Screening for phenylketonuria (PKU), using blood from the newborn blood spot screening, has been carried out in the Netherlands since 1974. Since 1981, this blood is also tested for congenital hypothyroidism (CH) and, since 2000, for adrenogenital syndrome (AGS).
In November 2005, State Secretary Ross of the Dutch Ministry of Health, Welfare and Sport announced that tests for additional diseases are to be introduced. Based on a Health Council of the Netherlands’ advisory report submitted in August 2005, screening for 14 additional disorders would commence on 1 January 2007. In 2010, the Health Council of the Netherlands recommended that cystic fibrosis (CF) be added to the blood spot screening. With effect from 1 May 2011, CF was also added to the screening. Screening for homocystinuria (HCY) was terminated with effect from 1 April 2016, at the recommendation of the Health Council of the Netherlands. It had been suspended since October 2010, due to the large number of false-negative results obtained by the screening method in use at that time. Per 1 January 2017, alfa-thalassemia (HbH-disease) and beta-thalassemia major were added to the blood spot screening.
Since 1 January 2015, carrying out blood spot tests has been financed from the State Budget.
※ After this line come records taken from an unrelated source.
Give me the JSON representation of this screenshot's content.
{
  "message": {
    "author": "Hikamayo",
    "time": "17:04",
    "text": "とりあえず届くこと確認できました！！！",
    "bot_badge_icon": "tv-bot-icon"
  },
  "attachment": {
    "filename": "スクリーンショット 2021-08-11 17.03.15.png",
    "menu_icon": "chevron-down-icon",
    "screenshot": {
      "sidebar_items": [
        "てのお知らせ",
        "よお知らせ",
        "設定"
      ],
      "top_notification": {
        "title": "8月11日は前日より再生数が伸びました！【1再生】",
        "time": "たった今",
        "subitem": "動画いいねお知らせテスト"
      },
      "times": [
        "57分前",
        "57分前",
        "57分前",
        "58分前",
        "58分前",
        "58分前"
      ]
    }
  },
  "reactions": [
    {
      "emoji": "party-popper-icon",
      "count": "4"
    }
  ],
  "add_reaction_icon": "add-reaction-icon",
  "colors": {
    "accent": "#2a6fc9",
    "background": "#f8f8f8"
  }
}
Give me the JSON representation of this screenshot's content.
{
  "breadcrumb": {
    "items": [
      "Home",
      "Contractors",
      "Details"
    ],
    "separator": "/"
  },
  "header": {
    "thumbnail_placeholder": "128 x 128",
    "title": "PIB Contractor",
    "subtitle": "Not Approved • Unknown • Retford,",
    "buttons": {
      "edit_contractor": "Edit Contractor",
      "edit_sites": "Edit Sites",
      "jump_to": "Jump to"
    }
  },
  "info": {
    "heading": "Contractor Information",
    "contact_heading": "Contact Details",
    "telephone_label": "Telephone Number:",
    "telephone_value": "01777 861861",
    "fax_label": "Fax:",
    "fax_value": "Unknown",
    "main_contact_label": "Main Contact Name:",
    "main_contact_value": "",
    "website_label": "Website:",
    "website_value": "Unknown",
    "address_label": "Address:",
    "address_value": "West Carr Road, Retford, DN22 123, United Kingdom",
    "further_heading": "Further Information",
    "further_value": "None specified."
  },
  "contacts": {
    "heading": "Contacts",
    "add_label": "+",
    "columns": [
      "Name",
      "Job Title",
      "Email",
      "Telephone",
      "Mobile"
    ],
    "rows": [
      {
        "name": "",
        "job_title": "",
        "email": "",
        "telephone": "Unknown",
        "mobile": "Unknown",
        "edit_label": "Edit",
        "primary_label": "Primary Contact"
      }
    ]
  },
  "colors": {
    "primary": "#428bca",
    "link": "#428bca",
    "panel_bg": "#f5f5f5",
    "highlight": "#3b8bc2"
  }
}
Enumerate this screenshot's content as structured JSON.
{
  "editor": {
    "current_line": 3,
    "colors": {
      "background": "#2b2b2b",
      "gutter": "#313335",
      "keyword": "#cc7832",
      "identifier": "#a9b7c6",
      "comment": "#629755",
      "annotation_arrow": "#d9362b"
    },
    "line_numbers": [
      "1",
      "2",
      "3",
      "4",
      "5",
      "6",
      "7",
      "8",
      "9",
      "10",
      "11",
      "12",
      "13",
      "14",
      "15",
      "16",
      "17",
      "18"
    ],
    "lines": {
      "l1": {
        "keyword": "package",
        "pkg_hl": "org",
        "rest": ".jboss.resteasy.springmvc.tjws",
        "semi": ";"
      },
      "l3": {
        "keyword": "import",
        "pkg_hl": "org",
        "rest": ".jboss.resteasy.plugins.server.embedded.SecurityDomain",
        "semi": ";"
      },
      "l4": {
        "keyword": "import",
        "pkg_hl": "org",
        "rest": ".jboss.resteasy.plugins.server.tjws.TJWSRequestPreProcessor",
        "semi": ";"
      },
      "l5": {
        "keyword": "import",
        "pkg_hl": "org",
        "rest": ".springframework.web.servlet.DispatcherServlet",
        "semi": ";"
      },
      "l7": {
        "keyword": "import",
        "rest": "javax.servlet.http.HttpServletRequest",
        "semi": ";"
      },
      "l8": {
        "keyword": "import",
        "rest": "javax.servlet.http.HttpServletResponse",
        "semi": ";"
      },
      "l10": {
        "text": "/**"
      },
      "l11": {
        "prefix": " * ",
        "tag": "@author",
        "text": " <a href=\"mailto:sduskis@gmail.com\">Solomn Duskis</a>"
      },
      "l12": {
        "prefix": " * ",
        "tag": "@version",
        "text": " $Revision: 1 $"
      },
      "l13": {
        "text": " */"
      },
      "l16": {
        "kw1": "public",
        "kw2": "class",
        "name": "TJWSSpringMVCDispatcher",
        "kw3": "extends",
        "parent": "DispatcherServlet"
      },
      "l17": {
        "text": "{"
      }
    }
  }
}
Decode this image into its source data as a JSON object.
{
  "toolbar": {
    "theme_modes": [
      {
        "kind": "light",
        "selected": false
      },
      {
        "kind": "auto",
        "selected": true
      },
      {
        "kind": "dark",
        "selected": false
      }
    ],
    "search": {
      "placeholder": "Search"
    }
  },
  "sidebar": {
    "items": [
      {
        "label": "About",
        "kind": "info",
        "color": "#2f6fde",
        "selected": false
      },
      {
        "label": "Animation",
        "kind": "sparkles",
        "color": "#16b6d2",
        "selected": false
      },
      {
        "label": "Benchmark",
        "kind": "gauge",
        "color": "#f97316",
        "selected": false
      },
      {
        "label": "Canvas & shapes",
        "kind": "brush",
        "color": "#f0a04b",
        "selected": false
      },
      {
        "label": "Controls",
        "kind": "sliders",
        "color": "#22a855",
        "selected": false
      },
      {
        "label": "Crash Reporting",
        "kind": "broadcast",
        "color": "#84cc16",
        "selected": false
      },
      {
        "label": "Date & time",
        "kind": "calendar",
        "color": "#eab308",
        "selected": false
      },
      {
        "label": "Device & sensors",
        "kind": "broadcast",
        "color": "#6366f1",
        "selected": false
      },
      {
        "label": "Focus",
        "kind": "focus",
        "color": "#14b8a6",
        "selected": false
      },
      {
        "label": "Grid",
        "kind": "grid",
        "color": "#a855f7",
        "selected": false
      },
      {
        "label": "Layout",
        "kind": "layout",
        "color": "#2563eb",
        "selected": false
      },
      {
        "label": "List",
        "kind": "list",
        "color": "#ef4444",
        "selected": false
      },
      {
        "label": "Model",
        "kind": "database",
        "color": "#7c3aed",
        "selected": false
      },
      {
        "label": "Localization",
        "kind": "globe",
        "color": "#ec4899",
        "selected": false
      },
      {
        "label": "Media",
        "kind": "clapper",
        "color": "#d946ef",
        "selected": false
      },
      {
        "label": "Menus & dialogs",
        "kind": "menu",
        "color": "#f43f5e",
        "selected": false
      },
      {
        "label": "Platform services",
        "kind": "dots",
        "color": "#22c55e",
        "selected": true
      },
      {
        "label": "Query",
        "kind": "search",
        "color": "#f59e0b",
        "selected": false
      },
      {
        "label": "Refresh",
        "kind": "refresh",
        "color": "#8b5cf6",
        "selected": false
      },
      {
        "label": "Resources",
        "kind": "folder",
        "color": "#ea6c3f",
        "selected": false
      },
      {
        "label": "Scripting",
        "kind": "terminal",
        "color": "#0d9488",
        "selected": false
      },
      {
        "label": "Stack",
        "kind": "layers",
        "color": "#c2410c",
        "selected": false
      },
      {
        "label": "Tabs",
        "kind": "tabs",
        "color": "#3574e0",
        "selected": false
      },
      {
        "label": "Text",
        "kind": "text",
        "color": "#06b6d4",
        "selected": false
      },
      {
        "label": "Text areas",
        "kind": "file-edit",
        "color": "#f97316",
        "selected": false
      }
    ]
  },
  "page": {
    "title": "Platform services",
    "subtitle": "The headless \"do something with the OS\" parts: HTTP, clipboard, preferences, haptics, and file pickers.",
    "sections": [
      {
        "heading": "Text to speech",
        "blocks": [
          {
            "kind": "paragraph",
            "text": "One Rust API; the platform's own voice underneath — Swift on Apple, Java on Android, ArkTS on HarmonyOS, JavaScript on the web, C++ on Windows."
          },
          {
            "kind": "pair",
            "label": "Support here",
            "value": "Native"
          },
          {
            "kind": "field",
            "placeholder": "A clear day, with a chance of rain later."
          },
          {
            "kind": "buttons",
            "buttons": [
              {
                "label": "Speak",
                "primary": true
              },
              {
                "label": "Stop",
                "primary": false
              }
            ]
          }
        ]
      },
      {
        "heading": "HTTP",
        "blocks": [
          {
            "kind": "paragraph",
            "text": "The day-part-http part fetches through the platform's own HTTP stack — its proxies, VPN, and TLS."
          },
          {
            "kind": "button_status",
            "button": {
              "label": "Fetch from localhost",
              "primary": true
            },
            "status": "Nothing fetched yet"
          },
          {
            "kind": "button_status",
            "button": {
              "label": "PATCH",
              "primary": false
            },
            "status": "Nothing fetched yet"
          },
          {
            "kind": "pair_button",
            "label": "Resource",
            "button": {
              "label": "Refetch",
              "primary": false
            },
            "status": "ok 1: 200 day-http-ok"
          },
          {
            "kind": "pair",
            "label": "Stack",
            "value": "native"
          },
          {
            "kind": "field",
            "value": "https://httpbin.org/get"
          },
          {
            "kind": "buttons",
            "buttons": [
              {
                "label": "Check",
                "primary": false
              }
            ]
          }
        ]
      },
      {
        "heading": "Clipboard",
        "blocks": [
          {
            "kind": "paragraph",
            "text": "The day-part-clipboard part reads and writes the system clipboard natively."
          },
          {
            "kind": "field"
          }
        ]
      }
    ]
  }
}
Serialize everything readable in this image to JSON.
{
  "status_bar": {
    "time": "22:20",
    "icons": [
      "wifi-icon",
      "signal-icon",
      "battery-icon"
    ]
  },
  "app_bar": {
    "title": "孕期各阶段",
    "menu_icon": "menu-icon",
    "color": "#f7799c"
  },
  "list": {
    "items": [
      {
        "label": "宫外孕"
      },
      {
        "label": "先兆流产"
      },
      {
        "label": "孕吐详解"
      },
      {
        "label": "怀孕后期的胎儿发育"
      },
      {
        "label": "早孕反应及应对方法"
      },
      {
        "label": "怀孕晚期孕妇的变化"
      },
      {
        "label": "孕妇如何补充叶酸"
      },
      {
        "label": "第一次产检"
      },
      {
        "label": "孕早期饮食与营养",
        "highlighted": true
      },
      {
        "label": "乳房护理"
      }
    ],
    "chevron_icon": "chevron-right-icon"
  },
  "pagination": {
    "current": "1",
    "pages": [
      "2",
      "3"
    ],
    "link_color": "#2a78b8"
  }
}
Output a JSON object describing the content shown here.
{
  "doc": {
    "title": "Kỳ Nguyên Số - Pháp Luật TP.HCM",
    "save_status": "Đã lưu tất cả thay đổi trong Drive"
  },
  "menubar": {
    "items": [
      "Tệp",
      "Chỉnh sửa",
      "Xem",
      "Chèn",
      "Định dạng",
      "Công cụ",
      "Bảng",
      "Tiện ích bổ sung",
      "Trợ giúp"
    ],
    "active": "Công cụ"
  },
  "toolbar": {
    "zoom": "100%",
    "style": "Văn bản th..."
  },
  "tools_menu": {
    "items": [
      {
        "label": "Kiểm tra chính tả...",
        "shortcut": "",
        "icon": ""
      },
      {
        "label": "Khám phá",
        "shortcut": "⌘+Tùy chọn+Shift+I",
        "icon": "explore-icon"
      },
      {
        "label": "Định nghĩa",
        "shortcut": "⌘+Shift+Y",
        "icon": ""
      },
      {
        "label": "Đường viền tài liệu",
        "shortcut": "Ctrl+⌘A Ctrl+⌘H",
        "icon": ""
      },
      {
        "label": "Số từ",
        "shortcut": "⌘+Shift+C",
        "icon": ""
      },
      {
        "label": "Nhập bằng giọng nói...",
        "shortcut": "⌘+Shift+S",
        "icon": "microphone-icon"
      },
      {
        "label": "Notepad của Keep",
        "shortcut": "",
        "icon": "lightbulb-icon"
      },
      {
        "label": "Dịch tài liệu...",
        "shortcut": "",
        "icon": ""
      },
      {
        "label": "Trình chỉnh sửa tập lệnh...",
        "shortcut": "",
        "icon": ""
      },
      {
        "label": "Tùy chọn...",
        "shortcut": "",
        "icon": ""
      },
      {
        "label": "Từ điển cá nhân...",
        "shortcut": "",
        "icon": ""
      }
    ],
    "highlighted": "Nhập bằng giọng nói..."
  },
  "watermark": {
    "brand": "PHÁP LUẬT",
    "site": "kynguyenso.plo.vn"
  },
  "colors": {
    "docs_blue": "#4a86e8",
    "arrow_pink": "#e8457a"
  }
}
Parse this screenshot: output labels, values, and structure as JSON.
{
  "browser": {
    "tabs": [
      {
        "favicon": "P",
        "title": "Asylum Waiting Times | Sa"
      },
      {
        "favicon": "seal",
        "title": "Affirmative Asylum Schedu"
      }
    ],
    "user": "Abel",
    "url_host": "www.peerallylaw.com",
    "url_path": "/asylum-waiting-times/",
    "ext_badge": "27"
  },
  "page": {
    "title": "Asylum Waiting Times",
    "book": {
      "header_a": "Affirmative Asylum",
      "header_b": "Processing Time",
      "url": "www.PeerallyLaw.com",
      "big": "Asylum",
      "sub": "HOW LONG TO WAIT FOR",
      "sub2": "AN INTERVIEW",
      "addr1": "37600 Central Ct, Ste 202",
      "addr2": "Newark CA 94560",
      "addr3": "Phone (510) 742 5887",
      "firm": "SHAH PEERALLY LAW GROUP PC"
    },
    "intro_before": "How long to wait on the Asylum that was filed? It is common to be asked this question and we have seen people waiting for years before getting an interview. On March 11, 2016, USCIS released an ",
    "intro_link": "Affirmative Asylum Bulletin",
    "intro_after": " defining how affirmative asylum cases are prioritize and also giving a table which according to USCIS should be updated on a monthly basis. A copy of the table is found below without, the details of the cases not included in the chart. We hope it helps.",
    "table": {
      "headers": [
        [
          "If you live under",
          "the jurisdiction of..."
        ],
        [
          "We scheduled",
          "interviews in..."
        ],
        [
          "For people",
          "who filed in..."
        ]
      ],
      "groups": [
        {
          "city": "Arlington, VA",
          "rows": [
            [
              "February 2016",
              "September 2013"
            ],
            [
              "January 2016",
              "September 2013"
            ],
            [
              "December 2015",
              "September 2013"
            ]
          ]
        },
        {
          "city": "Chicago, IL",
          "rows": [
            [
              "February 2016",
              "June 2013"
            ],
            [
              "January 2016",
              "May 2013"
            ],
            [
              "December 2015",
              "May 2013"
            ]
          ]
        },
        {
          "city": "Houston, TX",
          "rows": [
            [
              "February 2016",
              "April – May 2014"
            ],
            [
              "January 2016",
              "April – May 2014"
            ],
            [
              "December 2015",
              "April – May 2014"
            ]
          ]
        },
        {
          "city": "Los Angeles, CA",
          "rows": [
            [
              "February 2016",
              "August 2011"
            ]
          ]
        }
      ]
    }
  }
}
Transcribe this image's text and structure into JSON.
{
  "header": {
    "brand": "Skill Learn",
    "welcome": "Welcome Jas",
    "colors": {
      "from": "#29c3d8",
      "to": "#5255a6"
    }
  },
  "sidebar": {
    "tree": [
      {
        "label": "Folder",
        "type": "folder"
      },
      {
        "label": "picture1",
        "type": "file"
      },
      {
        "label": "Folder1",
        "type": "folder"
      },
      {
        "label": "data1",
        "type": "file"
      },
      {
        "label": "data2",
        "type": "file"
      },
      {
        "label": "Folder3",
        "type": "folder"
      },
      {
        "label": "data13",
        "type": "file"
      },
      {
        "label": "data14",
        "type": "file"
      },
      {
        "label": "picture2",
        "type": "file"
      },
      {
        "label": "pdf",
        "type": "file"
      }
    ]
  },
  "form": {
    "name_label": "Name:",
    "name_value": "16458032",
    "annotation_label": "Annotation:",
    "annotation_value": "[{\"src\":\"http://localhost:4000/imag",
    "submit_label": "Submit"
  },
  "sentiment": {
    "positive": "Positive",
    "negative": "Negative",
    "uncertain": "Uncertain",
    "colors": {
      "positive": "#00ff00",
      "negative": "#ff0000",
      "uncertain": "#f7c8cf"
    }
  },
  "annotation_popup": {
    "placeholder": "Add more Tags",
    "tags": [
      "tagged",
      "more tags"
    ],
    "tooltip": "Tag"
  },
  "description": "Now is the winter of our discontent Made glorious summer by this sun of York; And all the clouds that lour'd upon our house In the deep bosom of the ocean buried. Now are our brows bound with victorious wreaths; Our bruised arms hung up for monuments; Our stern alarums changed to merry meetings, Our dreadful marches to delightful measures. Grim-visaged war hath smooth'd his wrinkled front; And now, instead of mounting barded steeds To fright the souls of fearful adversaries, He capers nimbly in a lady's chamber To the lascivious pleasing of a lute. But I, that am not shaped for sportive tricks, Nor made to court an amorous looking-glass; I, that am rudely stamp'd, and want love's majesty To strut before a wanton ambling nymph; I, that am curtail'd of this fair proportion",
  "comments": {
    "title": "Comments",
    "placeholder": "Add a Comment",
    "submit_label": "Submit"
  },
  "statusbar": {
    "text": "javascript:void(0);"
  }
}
In 2018, the charge for a newborn blood spot screening set was €3.62. Based the number of live births, it was estimated that 176,163 newborn blood spot screenings would be carried out. The implementation costs include the cost of collecting the blood from the child and the cost of laboratory tests. The YHC organisation receives €20.71 per child to cover the cost of collecting blood. Laboratory testing costs €52.14 per heel prick blood test card. RIVMNational Institute for Public Health and the Environment -DVP’s organisational costs are estimated to be about €4 million, while RIVM’s co-ordination role costs around €1.76 million per year. The programme’s total annual turnover is approximately €18.8 million. Referrals for diagnosis and treatment are financed as mainstream care.
In terms of their content, newborn screening programmes can sometimes differ substantially from one country to another, and even from one part of a country to another. In North America and most of Europe, as well as parts of Latin America, Japan, Australia and New Zealand, newborn screening is part and parcel of mainstream health provision. The number of clinical pictures covered by these screening programmes varies from two to more than 40.
In the rest of Europe, Latin America, the Middle East/North Africa and some Asian countries, work is in progress to bring such provision up to standard, but it will probably still take some considerable time before this can be achieved.
Throughout most of Africa, virtually nothing is being done in terms of newborn screening, nor is any action on this matter expected in the near future.
Given its current package (supplemented with hearing screening), the Netherlands ranks in Europe among the countries that screen for the largest number of disorders, along with Germany, Austria and Spain. France screens on five disorders (PKU, CH, AGS, SZ and CF), as does Great Britain (PKU, CH, SZ, CF and MCAD).